やっぱり、鳥人族の国のお姫様のことだけあって、ユミル様の背中には、翼を生やしているんだよ。
「いや!!! 知らない人!!! 助けて!!!」
凄い叫び声が……! 耳が痛くなったんだよ! 耳を塞いでも、聞こえるんだよ!
「あのーら。私たちは……部隊兵」
「いやーーー!!! 部隊兵に似せた知らない人!!! 助けて!!!」
また、叫び声を出したんだよ。耳が痛いんだよ。
「自国の兵相手でも、怖がっているじゃない。人見知りというか、臆病ですね!」
ルナちゃんも耳を塞いでいる。
カチュアさんは耳を塞いでいないんだよ。平気なのかな?
ユミル様は森の方へ走っていっちゃったんだよ。
「姫様! 危険です!」
ソフィアさんの呼び声掛けに応じず、森の中に入っていたんだよ。
「まずいですね。魔物がいない保証はないというのに」
「それなら、大きな足跡は聞こえないは~」
「わかるのですか?」
「ええ~」
やっぱり、カチュアさんの耳が良いんだよ。
「なら、急いで姫様を、探さないと!」
「ソフィアさんの心配なのはわかるが、今は魔物がいないとはいえ、危険なのは変わりないです。カチュアさんとエドナさんは、のんびりし過ぎだけど」
そんなことはないと思うんだよ。……多分。
「ユミル様は、ルナ達が探しに行きましょう」
「いや、それなら、私も……」
「ソフィアさんは、ここに残った方がいいですよ。同じ国の方……まあ、それ以上に同じ鳥人族の方がここに残った方が避難している人たちにとって安心します。
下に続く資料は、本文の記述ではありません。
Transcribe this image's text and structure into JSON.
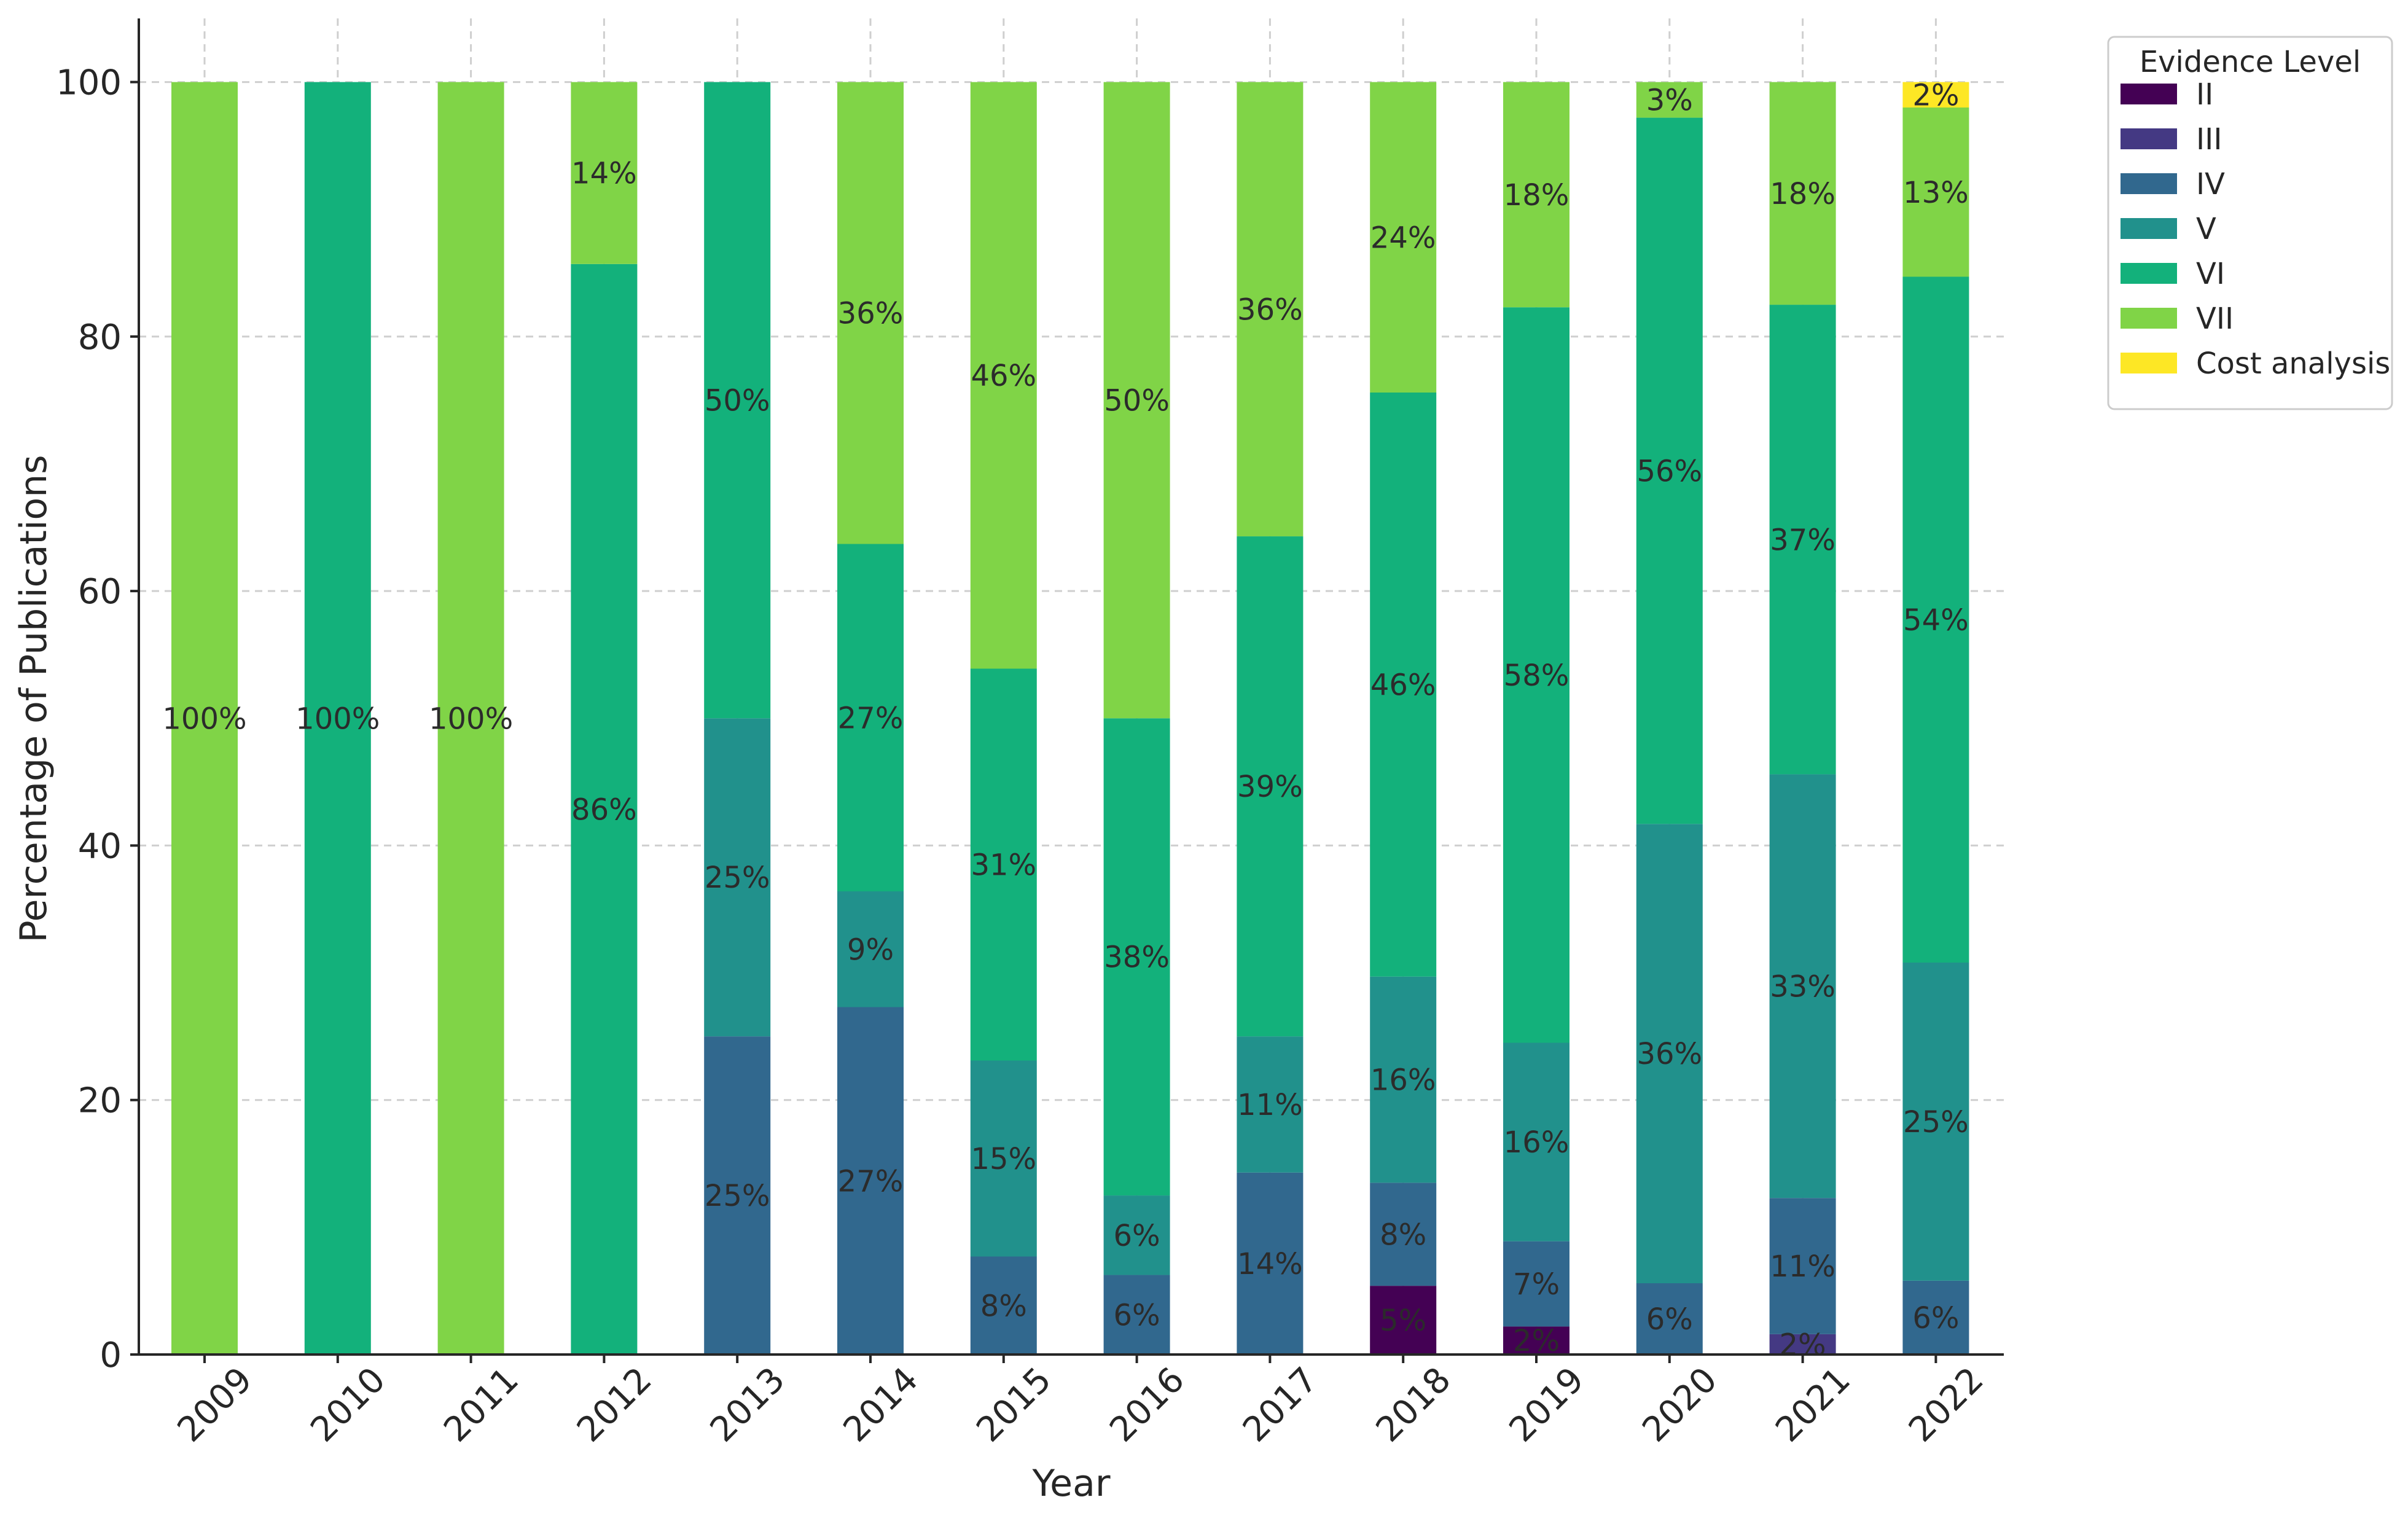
{
  "chart_data": {
    "type": "bar",
    "stacked": true,
    "title": "",
    "xlabel": "Year",
    "ylabel": "Percentage of Publications",
    "ylim": [
      0,
      105
    ],
    "yticks": [
      0,
      20,
      40,
      60,
      80,
      100
    ],
    "grid": true,
    "legend": {
      "title": "Evidence Level",
      "placement": "top-right outside"
    },
    "categories": [
      "2009",
      "2010",
      "2011",
      "2012",
      "2013",
      "2014",
      "2015",
      "2016",
      "2017",
      "2018",
      "2019",
      "2020",
      "2021",
      "2022"
    ],
    "series": [
      {
        "name": "II",
        "color": "#440154",
        "values": [
          0,
          0,
          0,
          0,
          0,
          0,
          0,
          0,
          0,
          5.4,
          2.2,
          0,
          0,
          0
        ],
        "labels": [
          "",
          "",
          "",
          "",
          "",
          "",
          "",
          "",
          "",
          "5%",
          "2%",
          "",
          "",
          ""
        ]
      },
      {
        "name": "III",
        "color": "#443983",
        "values": [
          0,
          0,
          0,
          0,
          0,
          0,
          0,
          0,
          0,
          0,
          0,
          0,
          1.6,
          0
        ],
        "labels": [
          "",
          "",
          "",
          "",
          "",
          "",
          "",
          "",
          "",
          "",
          "",
          "",
          "2%",
          ""
        ]
      },
      {
        "name": "IV",
        "color": "#31688e",
        "values": [
          0,
          0,
          0,
          0,
          25,
          27.3,
          7.7,
          6.25,
          14.3,
          8.1,
          6.7,
          5.6,
          10.7,
          5.8
        ],
        "labels": [
          "",
          "",
          "",
          "",
          "25%",
          "27%",
          "8%",
          "6%",
          "14%",
          "8%",
          "7%",
          "6%",
          "11%",
          "6%"
        ]
      },
      {
        "name": "V",
        "color": "#21918c",
        "values": [
          0,
          0,
          0,
          0,
          25,
          9.1,
          15.4,
          6.25,
          10.7,
          16.2,
          15.6,
          36.1,
          33.3,
          25.0
        ],
        "labels": [
          "",
          "",
          "",
          "",
          "25%",
          "9%",
          "15%",
          "6%",
          "11%",
          "16%",
          "16%",
          "36%",
          "33%",
          "25%"
        ]
      },
      {
        "name": "VI",
        "color": "#13b17b",
        "values": [
          0,
          100,
          0,
          85.7,
          50,
          27.3,
          30.8,
          37.5,
          39.3,
          45.9,
          57.8,
          55.5,
          36.9,
          53.9
        ],
        "labels": [
          "",
          "100%",
          "",
          "86%",
          "50%",
          "27%",
          "31%",
          "38%",
          "39%",
          "46%",
          "58%",
          "56%",
          "37%",
          "54%"
        ]
      },
      {
        "name": "VII",
        "color": "#80d447",
        "values": [
          100,
          0,
          100,
          14.3,
          0,
          36.3,
          46.1,
          50,
          35.7,
          24.4,
          17.7,
          2.8,
          17.5,
          13.3
        ],
        "labels": [
          "100%",
          "",
          "100%",
          "14%",
          "",
          "36%",
          "46%",
          "50%",
          "36%",
          "24%",
          "18%",
          "3%",
          "18%",
          "13%"
        ]
      },
      {
        "name": "Cost analysis",
        "color": "#fde725",
        "values": [
          0,
          0,
          0,
          0,
          0,
          0,
          0,
          0,
          0,
          0,
          0,
          0,
          0,
          2.0
        ],
        "labels": [
          "",
          "",
          "",
          "",
          "",
          "",
          "",
          "",
          "",
          "",
          "",
          "",
          "",
          "2%"
        ]
      }
    ]
  }
}
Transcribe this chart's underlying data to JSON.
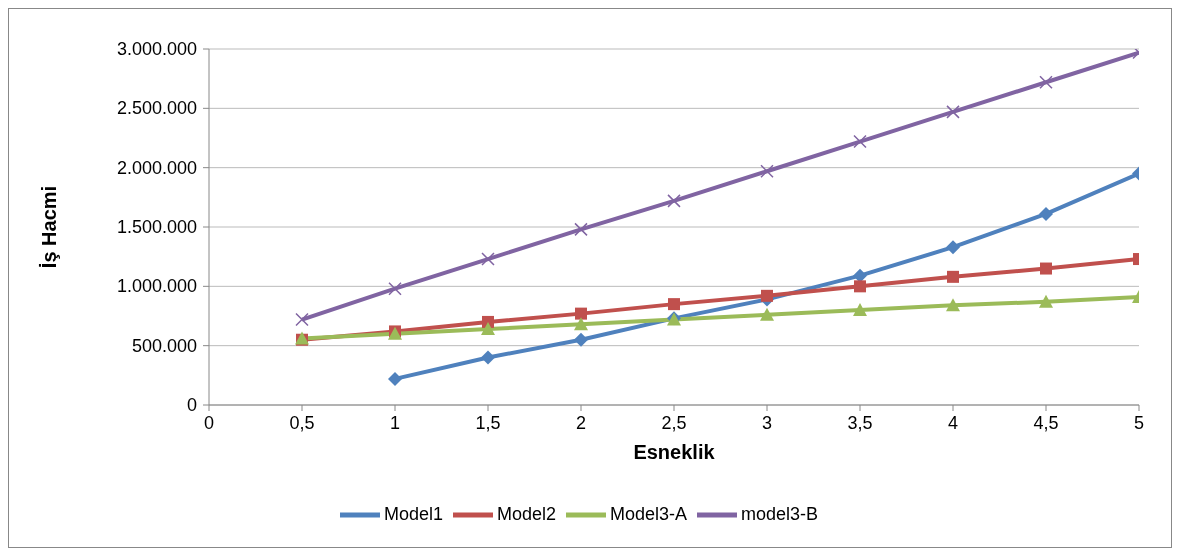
{
  "chart_data": {
    "type": "line",
    "xlabel": "Esneklik",
    "ylabel": "İş Hacmi",
    "x": [
      0.5,
      1,
      1.5,
      2,
      2.5,
      3,
      3.5,
      4,
      4.5,
      5
    ],
    "series": [
      {
        "name": "Model1",
        "color": "#4f81bd",
        "marker": "diamond",
        "values": [
          null,
          220000,
          400000,
          550000,
          730000,
          890000,
          1090000,
          1330000,
          1610000,
          1950000
        ]
      },
      {
        "name": "Model2",
        "color": "#c0504d",
        "marker": "square",
        "values": [
          550000,
          620000,
          700000,
          770000,
          850000,
          920000,
          1000000,
          1080000,
          1150000,
          1230000
        ]
      },
      {
        "name": "Model3-A",
        "color": "#9bbb59",
        "marker": "triangle",
        "values": [
          560000,
          600000,
          640000,
          680000,
          720000,
          760000,
          800000,
          840000,
          870000,
          910000
        ]
      },
      {
        "name": "model3-B",
        "color": "#8064a2",
        "marker": "cross",
        "values": [
          720000,
          980000,
          1230000,
          1480000,
          1720000,
          1970000,
          2220000,
          2470000,
          2720000,
          2970000
        ]
      }
    ],
    "xlim": [
      0,
      5
    ],
    "xticks": [
      0,
      {
        "value": 0.5,
        "label": "0,5"
      },
      1,
      {
        "value": 1.5,
        "label": "1,5"
      },
      2,
      {
        "value": 2.5,
        "label": "2,5"
      },
      3,
      {
        "value": 3.5,
        "label": "3,5"
      },
      4,
      {
        "value": 4.5,
        "label": "4,5"
      },
      5
    ],
    "ylim": [
      0,
      3000000
    ],
    "yticks": [
      0,
      {
        "value": 500000,
        "label": "500.000"
      },
      {
        "value": 1000000,
        "label": "1.000.000"
      },
      {
        "value": 1500000,
        "label": "1.500.000"
      },
      {
        "value": 2000000,
        "label": "2.000.000"
      },
      {
        "value": 2500000,
        "label": "2.500.000"
      },
      {
        "value": 3000000,
        "label": "3.000.000"
      }
    ],
    "grid": "y",
    "legend": "bottom",
    "line_style": "solid"
  }
}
避難している方々は心身疲れ切っていますので」
「確かに……その通りですね。さすがは、あのルナ殿ですね」
ルナちゃん、もう凄く褒められているんだよ。だけど、本当に褒められているのかな? ソフィアさん、顔が全然笑っていなんだよ。
「しかし、道中、魔物に遭遇するのでは?」
「だからこそ、カチュアさんを連れて行くんです。カチュアは野生の感が鋭いから、その辺の兵よりも生存率は高いと思われます」
「カチュア殿はそれで……」
「わかったわ~」
「あたしに任せてなんだよ!」
元気良く、返事をしたんだよ。
「……即答ですか」
「さあ~。ユミルちゃんを探しましょうか~」
カチュアさんとルナちゃん、そして、あたしは、ユミル様を追って、森に入っていったんだよ。